Six people with varying nationalities and professions have gone on a different kind of camping trip to ready themselves for a journey to a world outside our world. There aren't any bugs or dangerous animals lurking around, but there's also little sign of Earthly life and vegetation where they set camp.

NASA has just started its year-long experiment in a simulation of life on Mars. The six crew members - including a German physicist, a French astrobiologist and four Americans, a pilot, a soil scientist, an architect and a doctor/journalist - isolated themselves inside a dome situated somewhere along the barren slopes of Mauna Loa in Hawaii. At 3:00 p.m. Hawaii time (1:00 GMT Saturday), the team shut themselves from the world and will remain in the dome for a whole 12 months.

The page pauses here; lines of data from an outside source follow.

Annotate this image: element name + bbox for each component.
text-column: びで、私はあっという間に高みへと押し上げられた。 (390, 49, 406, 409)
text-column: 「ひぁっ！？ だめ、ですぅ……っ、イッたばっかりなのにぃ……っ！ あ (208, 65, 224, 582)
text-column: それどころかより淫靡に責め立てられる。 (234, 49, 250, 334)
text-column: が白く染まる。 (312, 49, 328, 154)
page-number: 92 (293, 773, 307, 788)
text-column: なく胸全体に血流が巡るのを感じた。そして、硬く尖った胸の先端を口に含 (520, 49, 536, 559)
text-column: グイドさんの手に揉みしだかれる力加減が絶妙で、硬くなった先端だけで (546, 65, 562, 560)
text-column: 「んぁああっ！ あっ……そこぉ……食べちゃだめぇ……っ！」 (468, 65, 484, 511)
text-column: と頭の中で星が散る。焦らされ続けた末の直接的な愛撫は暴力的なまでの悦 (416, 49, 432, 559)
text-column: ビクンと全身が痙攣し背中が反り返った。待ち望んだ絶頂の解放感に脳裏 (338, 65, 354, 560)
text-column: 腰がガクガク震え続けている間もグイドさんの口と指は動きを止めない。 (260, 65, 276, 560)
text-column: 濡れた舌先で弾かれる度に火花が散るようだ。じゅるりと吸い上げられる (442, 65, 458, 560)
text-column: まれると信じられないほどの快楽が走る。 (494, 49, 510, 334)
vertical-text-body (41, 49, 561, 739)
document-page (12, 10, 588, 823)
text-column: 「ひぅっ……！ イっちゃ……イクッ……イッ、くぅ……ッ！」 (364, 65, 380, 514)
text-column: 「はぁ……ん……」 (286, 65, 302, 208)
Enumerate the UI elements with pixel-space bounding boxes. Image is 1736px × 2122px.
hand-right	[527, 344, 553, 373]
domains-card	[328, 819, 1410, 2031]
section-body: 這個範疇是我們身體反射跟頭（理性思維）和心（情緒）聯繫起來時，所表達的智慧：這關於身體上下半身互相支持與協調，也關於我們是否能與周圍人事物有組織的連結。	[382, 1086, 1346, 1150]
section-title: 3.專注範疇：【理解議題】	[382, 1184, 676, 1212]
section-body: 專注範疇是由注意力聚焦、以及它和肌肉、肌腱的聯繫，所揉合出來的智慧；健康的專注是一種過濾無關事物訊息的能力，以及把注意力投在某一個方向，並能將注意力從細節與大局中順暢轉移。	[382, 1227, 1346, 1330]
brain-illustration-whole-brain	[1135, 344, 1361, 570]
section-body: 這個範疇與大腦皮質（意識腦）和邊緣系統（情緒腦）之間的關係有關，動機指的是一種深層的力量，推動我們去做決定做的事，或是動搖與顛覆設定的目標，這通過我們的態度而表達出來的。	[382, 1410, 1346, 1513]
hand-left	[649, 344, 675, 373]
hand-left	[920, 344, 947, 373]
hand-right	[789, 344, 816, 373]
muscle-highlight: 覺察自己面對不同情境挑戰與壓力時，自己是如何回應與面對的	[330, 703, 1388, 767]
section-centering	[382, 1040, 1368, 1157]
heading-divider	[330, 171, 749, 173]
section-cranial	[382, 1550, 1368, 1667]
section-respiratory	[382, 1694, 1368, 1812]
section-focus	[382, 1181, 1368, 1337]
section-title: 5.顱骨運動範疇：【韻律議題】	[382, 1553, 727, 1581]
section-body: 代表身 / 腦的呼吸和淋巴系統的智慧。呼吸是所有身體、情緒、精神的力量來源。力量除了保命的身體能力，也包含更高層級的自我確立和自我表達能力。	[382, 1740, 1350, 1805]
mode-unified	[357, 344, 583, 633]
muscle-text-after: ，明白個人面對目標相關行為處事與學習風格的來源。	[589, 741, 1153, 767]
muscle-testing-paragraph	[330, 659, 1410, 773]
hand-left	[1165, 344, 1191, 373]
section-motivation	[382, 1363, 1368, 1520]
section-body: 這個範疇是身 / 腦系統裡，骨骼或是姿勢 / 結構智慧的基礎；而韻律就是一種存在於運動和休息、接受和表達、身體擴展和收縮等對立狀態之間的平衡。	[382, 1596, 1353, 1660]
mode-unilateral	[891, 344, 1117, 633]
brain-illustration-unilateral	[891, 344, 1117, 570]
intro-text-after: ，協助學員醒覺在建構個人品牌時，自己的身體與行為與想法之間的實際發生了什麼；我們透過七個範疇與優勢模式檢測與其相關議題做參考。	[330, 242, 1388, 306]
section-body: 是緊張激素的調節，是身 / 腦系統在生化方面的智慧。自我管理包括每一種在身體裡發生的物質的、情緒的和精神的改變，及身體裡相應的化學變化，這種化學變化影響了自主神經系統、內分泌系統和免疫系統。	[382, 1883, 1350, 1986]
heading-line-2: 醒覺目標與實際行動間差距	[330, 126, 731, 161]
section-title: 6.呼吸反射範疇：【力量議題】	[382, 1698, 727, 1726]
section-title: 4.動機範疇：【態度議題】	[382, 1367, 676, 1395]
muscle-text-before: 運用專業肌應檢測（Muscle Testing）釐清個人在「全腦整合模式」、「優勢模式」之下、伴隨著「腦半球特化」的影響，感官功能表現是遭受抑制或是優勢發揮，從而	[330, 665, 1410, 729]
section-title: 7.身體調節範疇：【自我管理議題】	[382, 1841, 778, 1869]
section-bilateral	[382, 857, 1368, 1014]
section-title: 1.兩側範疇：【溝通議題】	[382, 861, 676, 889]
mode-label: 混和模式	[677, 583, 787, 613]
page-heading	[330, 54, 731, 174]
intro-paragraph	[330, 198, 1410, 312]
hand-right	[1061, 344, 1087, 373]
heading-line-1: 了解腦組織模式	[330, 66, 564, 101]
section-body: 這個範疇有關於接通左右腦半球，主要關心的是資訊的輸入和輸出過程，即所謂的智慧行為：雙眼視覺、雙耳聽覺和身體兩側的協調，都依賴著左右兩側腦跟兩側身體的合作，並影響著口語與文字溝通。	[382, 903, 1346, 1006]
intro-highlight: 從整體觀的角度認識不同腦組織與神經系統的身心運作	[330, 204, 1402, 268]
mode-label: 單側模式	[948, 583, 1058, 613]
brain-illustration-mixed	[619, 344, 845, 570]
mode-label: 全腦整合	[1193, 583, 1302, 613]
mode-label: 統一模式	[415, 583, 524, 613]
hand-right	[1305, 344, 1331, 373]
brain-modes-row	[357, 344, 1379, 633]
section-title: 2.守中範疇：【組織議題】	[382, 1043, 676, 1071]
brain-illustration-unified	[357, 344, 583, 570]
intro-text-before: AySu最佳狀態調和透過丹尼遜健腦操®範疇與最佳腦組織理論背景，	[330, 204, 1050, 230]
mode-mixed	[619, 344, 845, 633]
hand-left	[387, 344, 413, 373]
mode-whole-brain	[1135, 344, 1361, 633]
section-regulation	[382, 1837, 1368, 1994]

The dome is 36 feet in diameter, and 20 feet in height. The inside is divided into small rooms, with just enough space for a sleeping cot and a desk. The men and women are supplied with food like canned tuna and powdered cheese, and will only be allowed to go outside when dressed in a spacesuit. Internet access is limited.

This 12-month experiment is part of a program called Hawaii Space Exploration Analog and Simulation (HI-SEAS) launched by NASA to study how a scenario like this plays out on Earth. It follows two earlier co-habitation experiments that went on for four and eight months. The eight-month experiment ended earlier this year. By the 2030s, the US space agency hopes to be able to apply the analysis of these simulation experiments to actual journeys to the Mars.

The first experiment, for example, looked at cooking on the Red Planet. In this latest experiment, architect Tristan Bassingthwaighte said he hopes to learn a lot, specifically architectural methods that may be used to create a more habitable environment.